What will we learn by looking again at Joanna Trzeciak’s spare, elegant translation from the Polish of Homework Assignment on the Subject of Angels by Tadeusz Rozewicz, from the 2012 Griffin Poetry Prize shortlisted collection Sobbing Superpowers: Selected Poems of Tadeusz Rozewicz?
The judges’ citation for this collection notes how Rozewicz’s work, deftly and deferentially translated from the Polish by Joanna Trzeciak, takes on grand themes but uses plain speech to examine them. “Homework Assignment on the Subject of Angels” is a striking example of this approach, as Rozewicz takes on and Trzeciak interprets in English the multiplicity of meanings of the sacred symbol of angels.
Rozewic deconstructs the symbol of the angel – an idealized being and a messenger from God with an equivalent in many religious and spiritual traditions – by associating it and its “fallen” counterpart with numbers of simple and vivid images. While simple, though, some of the images are difficult to align, even nonsensical. If the angel and the fallen angel are delineated as the embodiments respectively of good and evil, or the failure of goodness, why aren’t the images associated with each also obviously denoting or connoting good or evil? For example, why is a fallen angel like an abacus? what are the negative connotations, if any, with being compared to “streaks of autumn rain” or “birds taking flight?” While equating an angel with the purity of a young girl might make sense, equating an angel with the anatomy of a girl described with a more pointed adjective is troubling.

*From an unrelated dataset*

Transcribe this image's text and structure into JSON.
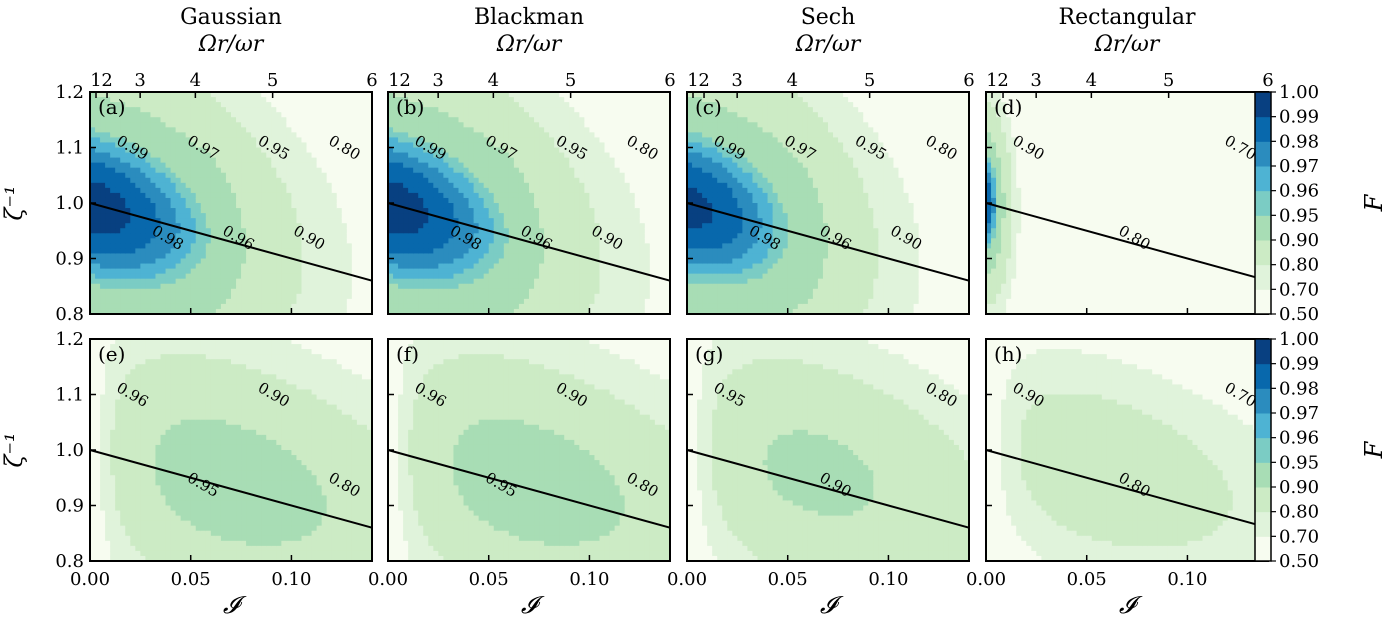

In keeping it simple to the point of terse, Rosewicz the poet and Trzeciak the translator powerfully call into question, even subvert the symbols. While contemplating something truly immense, they still modestly categorize the exercise as a “homework assignment.” The symbols are viewed freshly and anew. With clear language and images, it’s revelatory to discover the surprisingly blurred lines between good and evil.